À Juiz de Fora, tout au sud de l’État, Lula s’est pourtant imposé au premier tour sur des terres dominées en 2018 par l’actuel président. Pour regagner ce terrain, le candidat d’extrême droite compte particulièrement sur ses alliés évangéliques. Mardi 18 octobre, il tient un meeting à quelques pas de l’endroit où il a été poignardé quatre ans plus tôt. Sur scène défile la fine fleur bolsonariste du Minas Gerais, avec notamment le député le mieux élu du Brésil, Nikolas Ferreira, très influent sur les réseaux sociaux auprès des jeunes évangéliques.
Si la place, de taille modeste, n’est pas pleine à craquer, le public exprime sa ferveur sans retenue. « La foi est essentielle dans mon choix ; si Lula l’emporte, on devient le Nicaragua où les églises sont fermées et les chrétiens persécutés ! », explique Pamela, une évangélique qui arbore fièrement un tee-shirt jaune « 100 % Jesus ».
Aucun des deux candidats ne devrait réussir à convaincre massivement des électeurs du camp adverse de le rejoindre.
Ici comme ailleurs, l’alliance de Bolsonaro avec une grande part du monde évangélique fonctionne à plein. Moins médiatique que d’autres puissants pasteurs locaux, Aloizio Penido est plutôt un homme de l’ombre. Depuis quinze ans, il exerce son influence sur l’État et assume ouvertement la nécessité de mélanger politique et religion. « On contacte des pasteurs mais aussi des leaders de droite pour rassembler nos forces et arracher des votes à Lula. » Comme d’autres, il encourage ses 4 000 fidèles, répartis dans six églises, à accompagner au bureau de vote, le 30 octobre, des proches âgé·es n’ayant pas voté au premier tour.

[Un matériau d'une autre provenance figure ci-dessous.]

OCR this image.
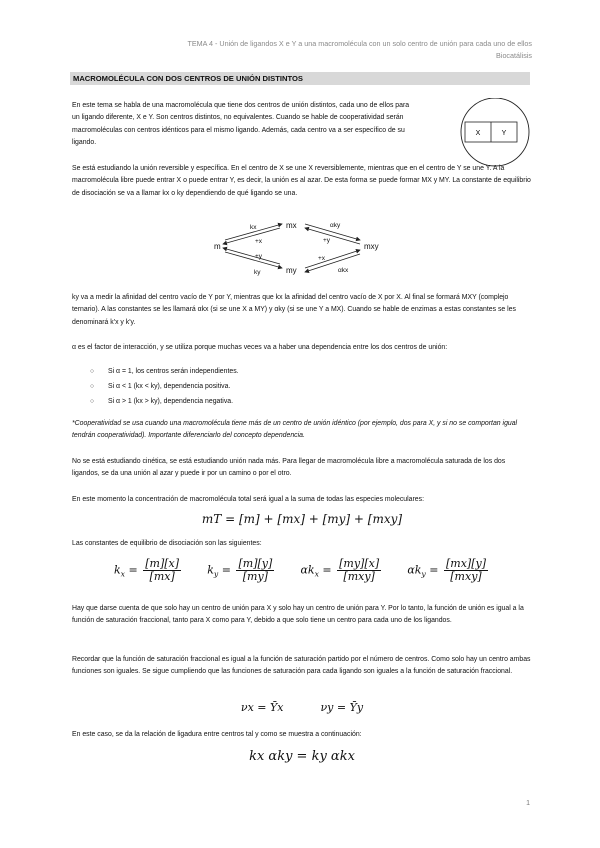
TEMA 4 - Unión de ligandos X e Y a una macromolécula con un solo centro de unión para cada uno de ellos
Biocatálisis
MACROMOLÉCULA CON DOS CENTROS DE UNIÓN DISTINTOS
En este tema se habla de una macromolécula que tiene dos centros de unión distintos, cada uno de ellos para un ligando diferente, X e Y. Son centros distintos, no equivalentes. Cuando se hable de cooperatividad serán macromoléculas con centros idénticos para el mismo ligando. Además, cada centro va a ser específico de su ligando.
X	Y
Se está estudiando la unión reversible y específica. En el centro de X se une X reversiblemente, mientras que en el centro de Y se une Y. A la macromolécula libre puede entrar X o puede entrar Y, es decir, la unión es al azar. De esta forma se puede formar MX y MY. La constante de equilibrio de disociación se va a llamar kx o ky dependiendo de qué ligando se una.
m
mx
my
mxy
kx
+x
+y
ky
αky
+y
+x
αkx
ky va a medir la afinidad del centro vacío de Y por Y, mientras que kx la afinidad del centro vacío de X por X. Al final se formará MXY (complejo ternario). A las constantes se les llamará αkx (si se une X a MY) y αky (si se une Y a MX). Cuando se hable de enzimas a estas constantes se les denominará k'x y k'y.
α es el factor de interacción, y se utiliza porque muchas veces va a haber una dependencia entre los dos centros de unión:
○ Si α = 1, los centros serán independientes.
○ Si α < 1 (kx < ky), dependencia positiva.
○ Si α > 1 (kx > ky), dependencia negativa.
*Cooperatividad se usa cuando una macromolécula tiene más de un centro de unión idéntico (por ejemplo, dos para X, y si no se comportan igual tendrán cooperatividad). Importante diferenciarlo del concepto dependencia.
No se está estudiando cinética, se está estudiando unión nada más. Para llegar de macromolécula libre a macromolécula saturada de los dos ligandos, se da una unión al azar y puede ir por un camino o por el otro.
En este momento la concentración de macromolécula total será igual a la suma de todas las especies moleculares:
mT = [m] + [mx] + [my] + [mxy]
Las constantes de equilibrio de disociación son las siguientes:
$k_x = \frac{[m][x]}{[mx]} k_y = \frac{[m][y]}{[my]} \alpha k_x = \frac{[my][x]}{\text{[mxy]}} \alpha k_y = \frac{[mx][y]}{\text{[mxy]}}$
Hay que darse cuenta de que solo hay un centro de unión para X y solo hay un centro de unión para Y. Por lo tanto, la función de unión es igual a la función de saturación fraccional, tanto para X como para Y, debido a que solo tiene un centro para cada uno de los ligandos.
Recordar que la función de saturación fraccional es igual a la función de saturación partido por el número de centros. Como solo hay un centro ambas funciones son iguales. Se sigue cumpliendo que las funciones de saturación para cada ligando son iguales a la función de saturación fraccional.
νx = Ȳx	νy = Ȳy
En este caso, se da la relación de ligadura entre centros tal y como se muestra a continuación:
kx αky = ky αkx
1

Une caravane menée par la femme du président, Michelle Bolsonaro, évangélique fondamentaliste, a de son côté parcouru six villes du Minas Gerais, multipliant les critiques à l’égard de Lula au milieu de discours au ton messianique. Peu importe si le PT n’a jamais persécuté les chrétiens durant ses quatorze ans au pouvoir, explique Aloizio Penido.
« Fermer les églises ne se fait pas du jour au lendemain. Ils ont commencé par endoctriner les élèves des universités, ils veulent s’attaquer maintenant aux croyants. C’est pour ça qu’ils tentent de nous empêcher de faire passer notre message dans nos églises ! » Lui semble avoir une dent contre les professeur·es et les étudiant·es, seule raison à ses yeux du succès du PT à Juiz de Fora, un important pôle universitaire.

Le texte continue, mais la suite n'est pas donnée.